Amdahl’s Law
If we improve only one aspect of a computer system, the overall improvement in performance is limited by the extent the improved aspect is used. Amdahl’s Law addresses this limitation.
The law was presented by Gene Amdahl in 1967. Amdahl’s paper focuses on the potential speedup that can be expected by using multiple processors. The law can be generalized to assess other areas of performance as well. For example, we can asses improvements in floating point performance, memory, etc.
The first step in Amdahl’s Law is the categorization of code in a program as inherently serial and infinitely parallelizable. Let us say the fraction of the code which can be parallelized is f and the fraction of serial code is s. The formula for the serial code is \(s=1−f\), since \(s + f = 1\).
The main idea behind Amdahl’s Law is that as the number of processors increases, the time taken for executing f shrinks and becomes insignificant. After this point, the serial portion of the code starts to dominate execution times. Any further increase in the number of processors does not bring noticeable benefits.
This limitation would not be an issue if we were looking for only small improvements in performance.

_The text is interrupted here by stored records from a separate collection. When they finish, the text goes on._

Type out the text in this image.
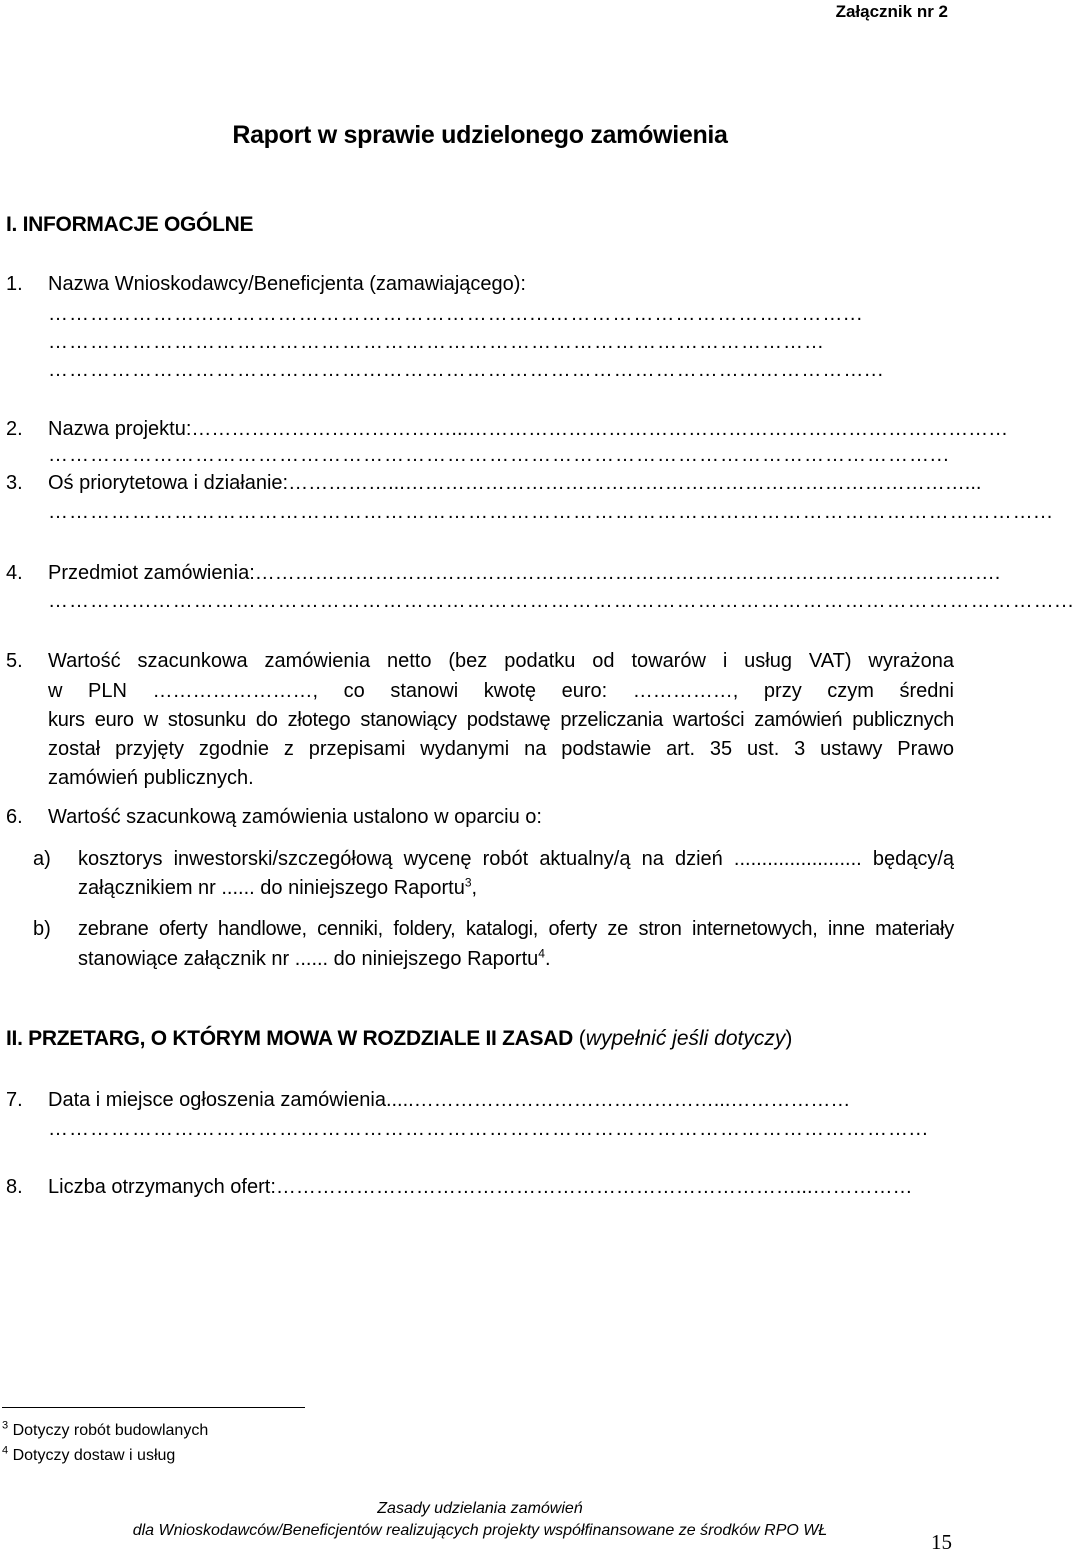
Załącznik nr 2
Raport w sprawie udzielonego zamówienia
I. INFORMACJE OGÓLNE
1. Nazwa Wnioskodawcy/Beneficjenta (zamawiającego):
…………………...………………………………………...……………………………………...
…………………………………………………………………………………………………
………………………………………...……………………………………………...……………...
2. Nazwa projektu:…………………………………...………………………………………………………………………
………………………………………………………………………………………………………………...
3. Oś priorytetowa i działanie:……………...…………………………………………………………………………...
……………………………………………………………………………………...……………………………………...
4. Przedmiot zamówienia:………………………………………………………………………………………………….
…………...…………………………………………………………………………………………………………………...
5. Wartość szacunkowa zamówienia netto (bez podatku od towarów i usług VAT) wyrażona
w PLN ……………………, co stanowi kwotę euro: ……………, przy czym średni
kurs euro w stosunku do złotego stanowiący podstawę przeliczania wartości zamówień publicznych
został przyjęty zgodnie z przepisami wydanymi na podstawie art. 35 ust. 3 ustawy Prawo
zamówień publicznych.
6. Wartość szacunkową zamówienia ustalono w oparciu o:
a) kosztorys inwestorski/szczegółową wycenę robót aktualny/ą na dzień ....................... będący/ą
załącznikiem nr ...... do niniejszego Raportu$^3$,
b) zebrane oferty handlowe, cenniki, foldery, katalogi, oferty ze stron internetowych, inne materiały
stanowiące załącznik nr ...... do niniejszego Raportu$^4$.
II. PRZETARG, O KTÓRYM MOWA W ROZDZIALE II ZASAD (wypełnić jeśli dotyczy)
7. Data i miejsce ogłoszenia zamówienia.....………………………………………...………………
……………………………………………………………………………………………………………...
8. Liczba otrzymanych ofert:……………………………………………………………………...……………
$^3$ Dotyczy robót budowlanych
$^4$ Dotyczy dostaw i usług
Zasady udzielania zamówień
dla Wnioskodawców/Beneficjentów realizujących projekty współfinansowane ze środków RPO WŁ	15
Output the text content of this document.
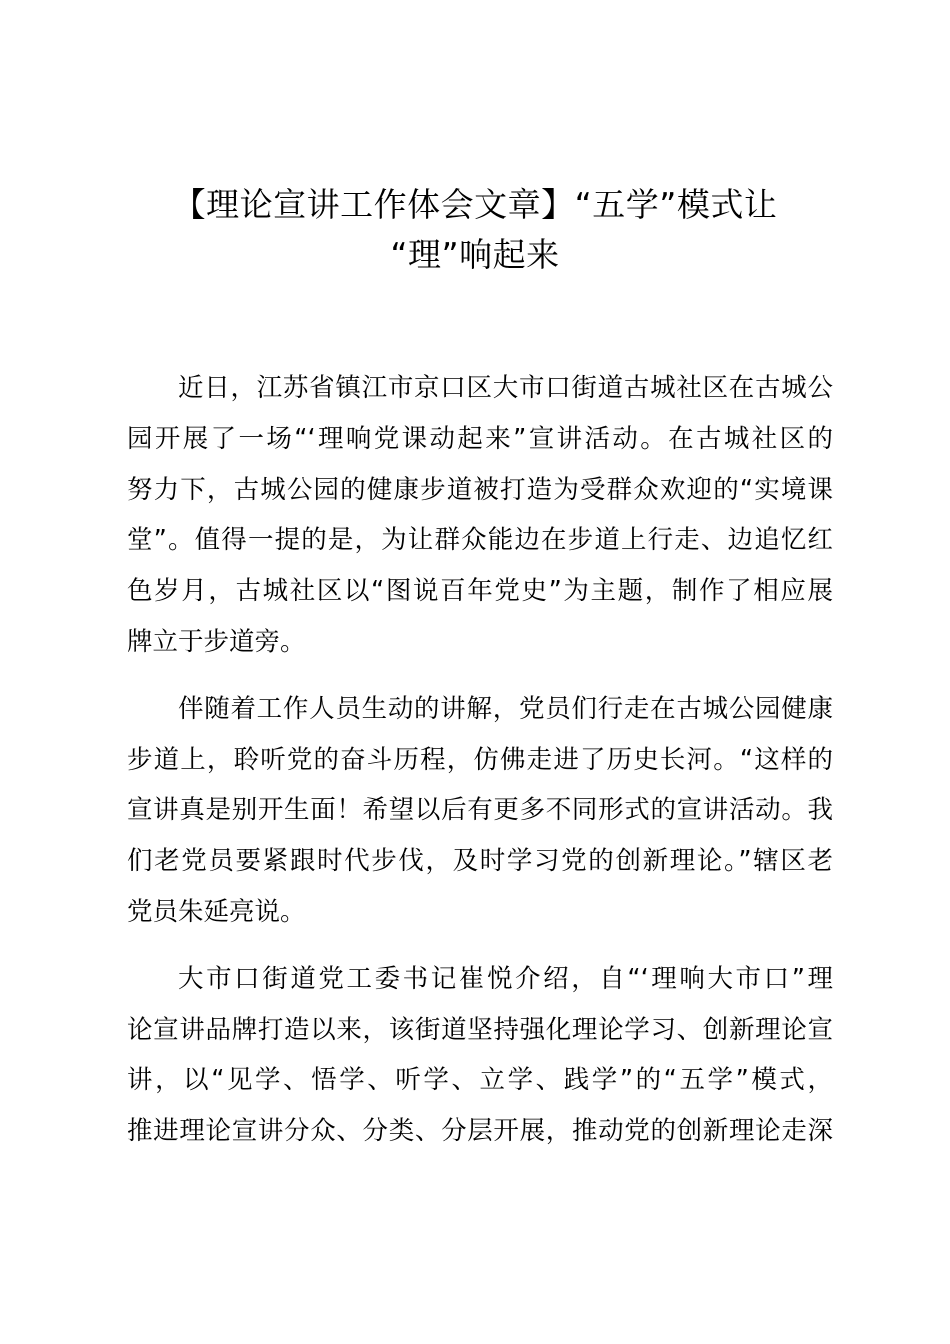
【理论宣讲工作体会文章】“五学”模式让
“理”响起来

近日，江苏省镇江市京口区大市口街道古城社区在古城公
园开展了一场“‘理响党课动起来”宣讲活动。在古城社区的
努力下，古城公园的健康步道被打造为受群众欢迎的“实境课
堂”。值得一提的是，为让群众能边在步道上行走、边追忆红
色岁月，古城社区以“图说百年党史”为主题，制作了相应展
牌立于步道旁。

伴随着工作人员生动的讲解，党员们行走在古城公园健康
步道上，聆听党的奋斗历程，仿佛走进了历史长河。“这样的
宣讲真是别开生面！希望以后有更多不同形式的宣讲活动。我
们老党员要紧跟时代步伐，及时学习党的创新理论。”辖区老
党员朱延亮说。

大市口街道党工委书记崔悦介绍，自“‘理响大市口”理
论宣讲品牌打造以来，该街道坚持强化理论学习、创新理论宣
讲，以“见学、悟学、听学、立学、践学”的“五学”模式，
推进理论宣讲分众、分类、分层开展，推动党的创新理论走深
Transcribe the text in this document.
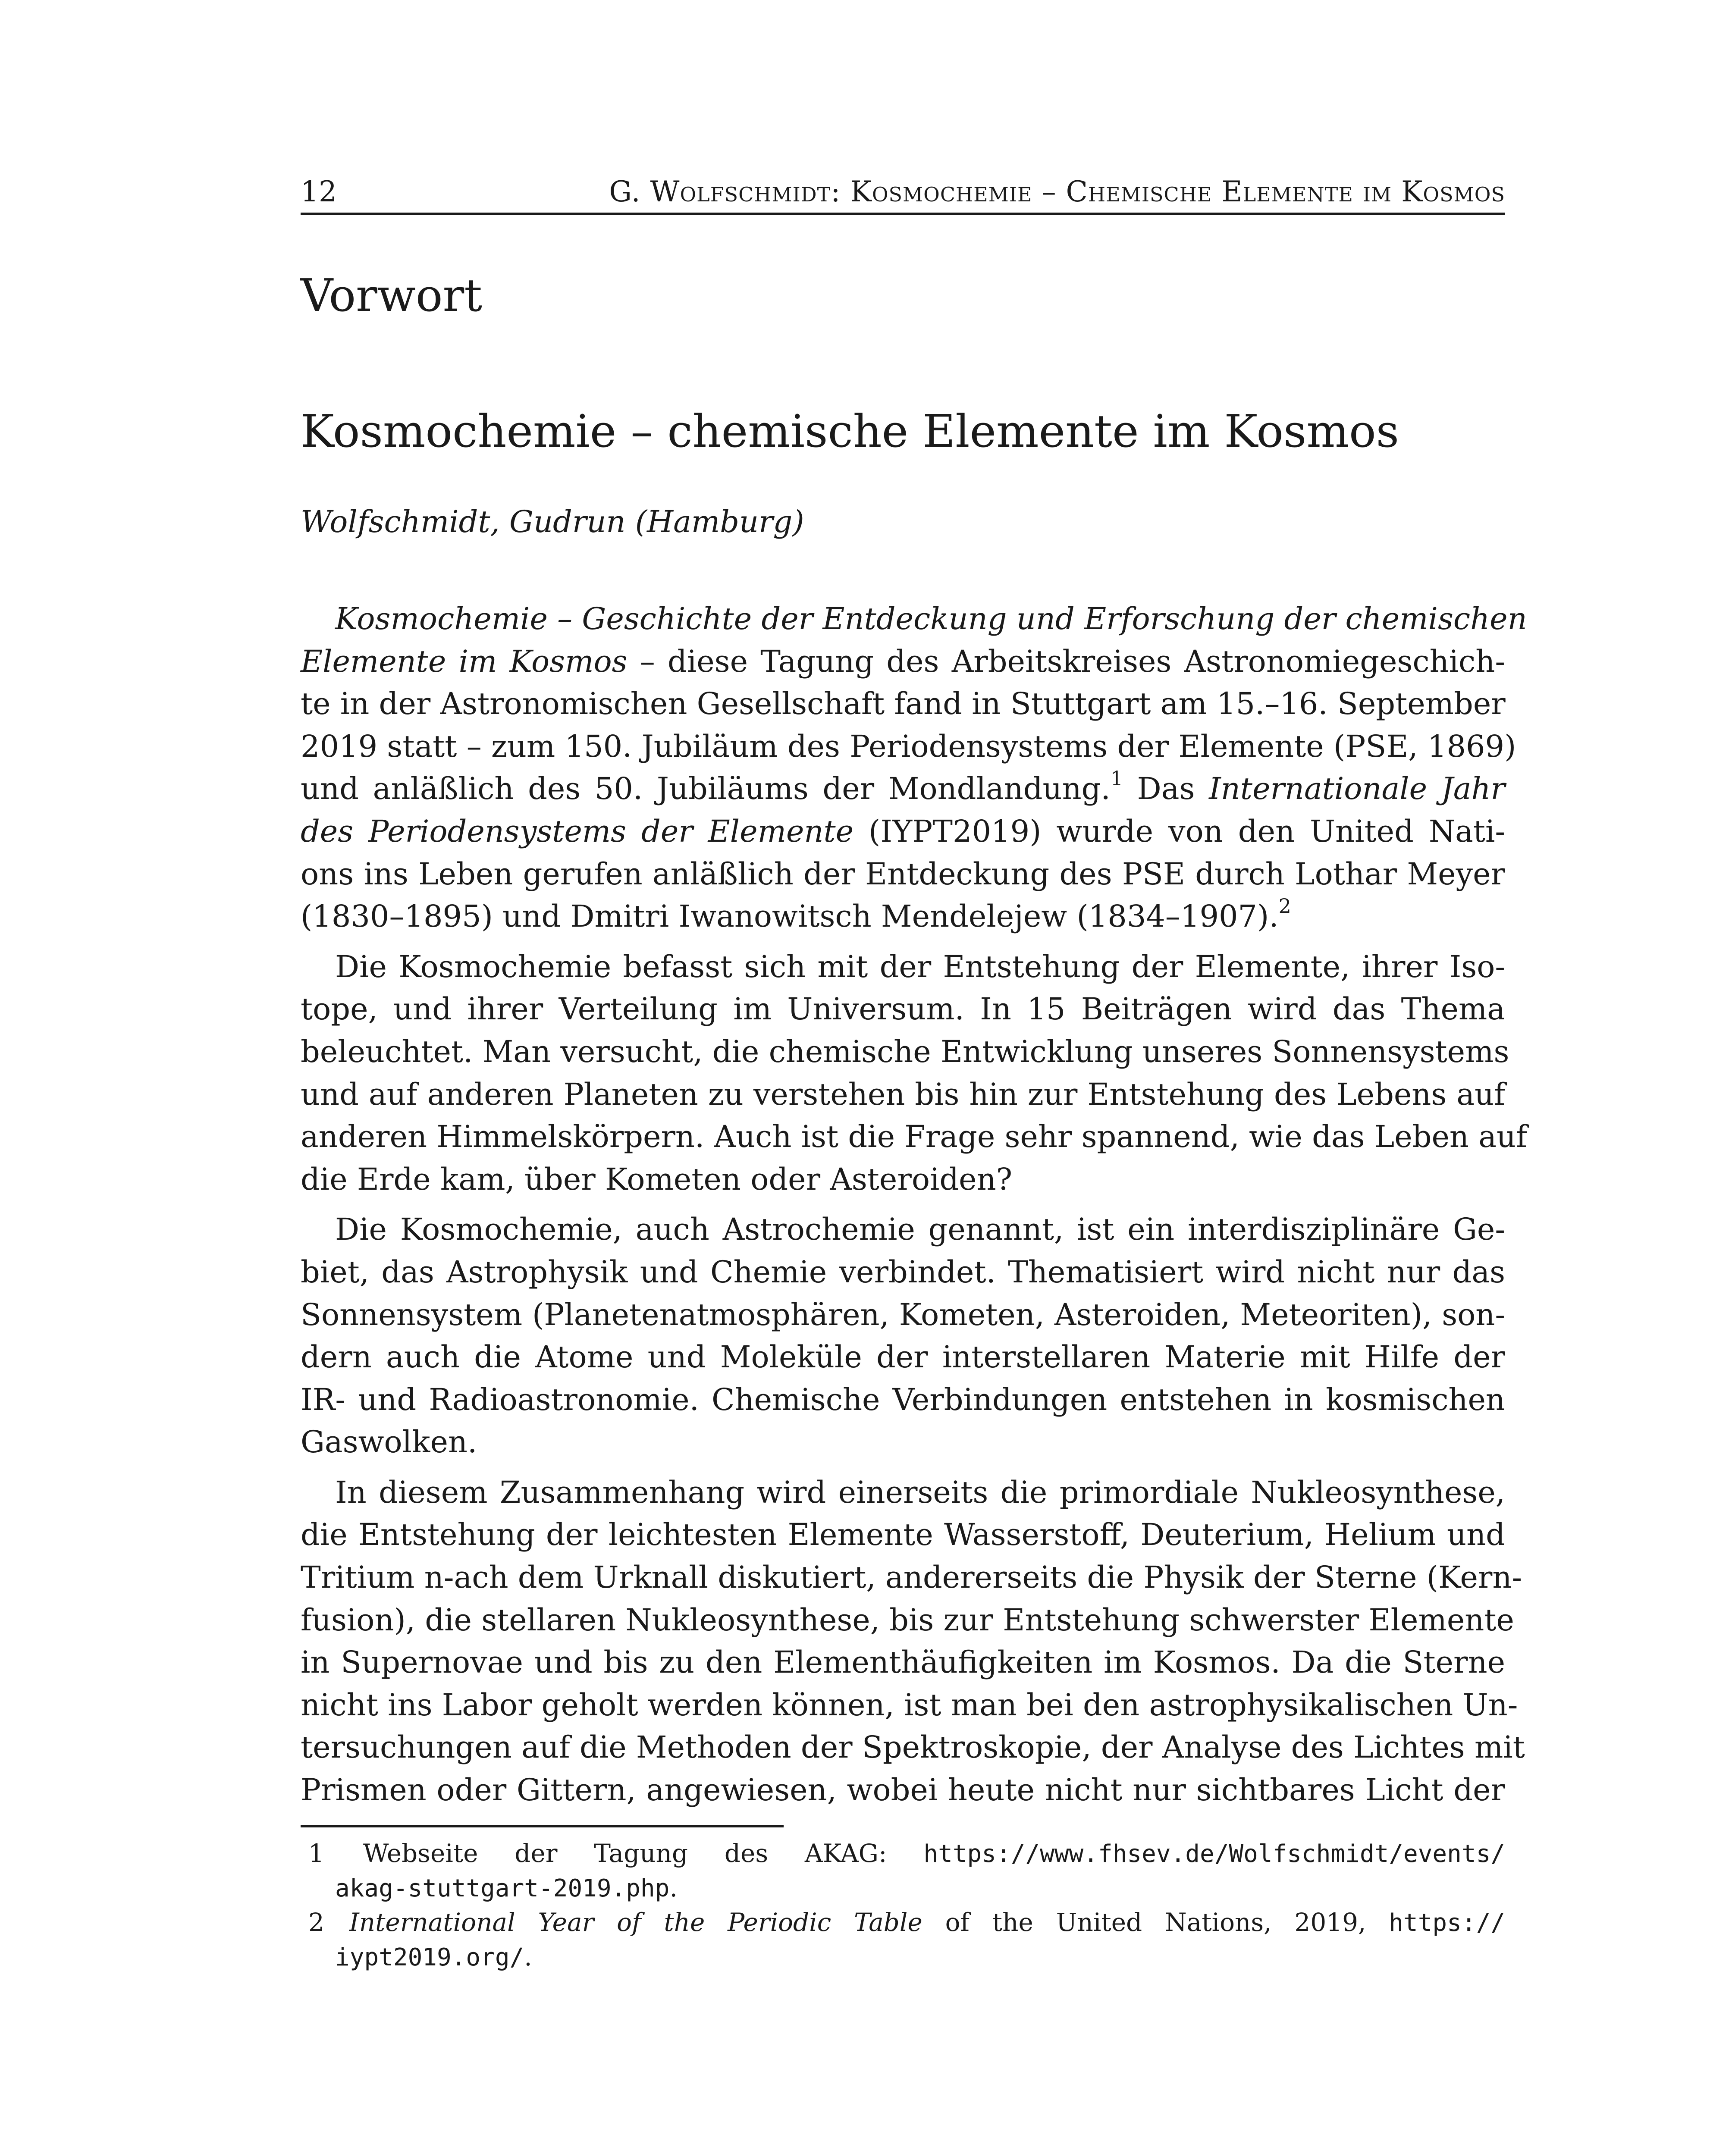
12	G. Wolfschmidt: Kosmochemie – Chemische Elemente im Kosmos
Vorwort
Kosmochemie – chemische Elemente im Kosmos
Wolfschmidt, Gudrun (Hamburg)
Kosmochemie – Geschichte der Entdeckung und Erforschung der chemischen
Elemente im Kosmos – diese Tagung des Arbeitskreises Astronomiegeschich-
te in der Astronomischen Gesellschaft fand in Stuttgart am 15.–16. September
2019 statt – zum 150. Jubiläum des Periodensystems der Elemente (PSE, 1869)
und anläßlich des 50. Jubiläums der Mondlandung.$^1$ Das Internationale Jahr
des Periodensystems der Elemente (IYPT2019) wurde von den United Nati-
ons ins Leben gerufen anläßlich der Entdeckung des PSE durch Lothar Meyer
(1830–1895) und Dmitri Iwanowitsch Mendelejew (1834–1907).$^2$
Die Kosmochemie befasst sich mit der Entstehung der Elemente, ihrer Iso-
tope, und ihrer Verteilung im Universum. In 15 Beiträgen wird das Thema
beleuchtet. Man versucht, die chemische Entwicklung unseres Sonnensystems
und auf anderen Planeten zu verstehen bis hin zur Entstehung des Lebens auf
anderen Himmelskörpern. Auch ist die Frage sehr spannend, wie das Leben auf
die Erde kam, über Kometen oder Asteroiden?
Die Kosmochemie, auch Astrochemie genannt, ist ein interdisziplinäre Ge-
biet, das Astrophysik und Chemie verbindet. Thematisiert wird nicht nur das
Sonnensystem (Planetenatmosphären, Kometen, Asteroiden, Meteoriten), son-
dern auch die Atome und Moleküle der interstellaren Materie mit Hilfe der
IR- und Radioastronomie. Chemische Verbindungen entstehen in kosmischen
Gaswolken.
In diesem Zusammenhang wird einerseits die primordiale Nukleosynthese,
die Entstehung der leichtesten Elemente Wasserstoff, Deuterium, Helium und
Tritium n-ach dem Urknall diskutiert, andererseits die Physik der Sterne (Kern-
fusion), die stellaren Nukleosynthese, bis zur Entstehung schwerster Elemente
in Supernovae und bis zu den Elementhäufigkeiten im Kosmos. Da die Sterne
nicht ins Labor geholt werden können, ist man bei den astrophysikalischen Un-
tersuchungen auf die Methoden der Spektroskopie, der Analyse des Lichtes mit
Prismen oder Gittern, angewiesen, wobei heute nicht nur sichtbares Licht der
1 Webseite der Tagung des AKAG: https://www.fhsev.de/Wolfschmidt/events/
akag-stuttgart-2019.php.
2 International Year of the Periodic Table of the United Nations, 2019, https://
iypt2019.org/.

But we often look at parallel processing as the magic bullet for processor performance. Let us look at an example. Assume that 75% of the execution time in a program is parallelizable; so the serial execution time is 25%. In this example, no matter how many processors we use, we cannot get more than a 4 times performance boost. The performance improvement hits a limit a lot quicker than most people imagine.
Formula
Let us look at the formula for calculating speedup. The speedup that can be expected from parallelism can be calculated as follows:-
$$\frac{Execution \: time \: on \: a \: single \: processor}{Execution \: time \: on \: multiple \: processors}$$It can also be calculated using:-
$$\frac{Performance \: after \: enhancement}{Performance \: before \: enhancement}$$The following expansion of the first formula is quite popular:-
$$ \begin{align*} Speedup &= \frac{T}{T(1-f)+\frac{Tf}{N}}\\ & = \frac{1}{(1-f)+\frac{f}{N}} \end{align*}$$Where T is the execution time on a single processor, f is the fraction of code which can be parallelized and N is the number of processors. Here \(T(1-f)\) refers to the execution time of serial code. It does not change depending on the number of processors. While \(\frac{Tf}{N}\) referes to the execution time of the parallel portion of the code; hence the division by N.
The last equation clearly shows that as N becomes large the term \(\frac{f}{N}\) becomes immaterial. After that point speedup flattens out.
Graphical Representation
The following graph should give a clearer picture of the limits of speedup for various values of f.
With f at 1, we get a perfect speedup. The speedup is quite impressive for f = .95 as well.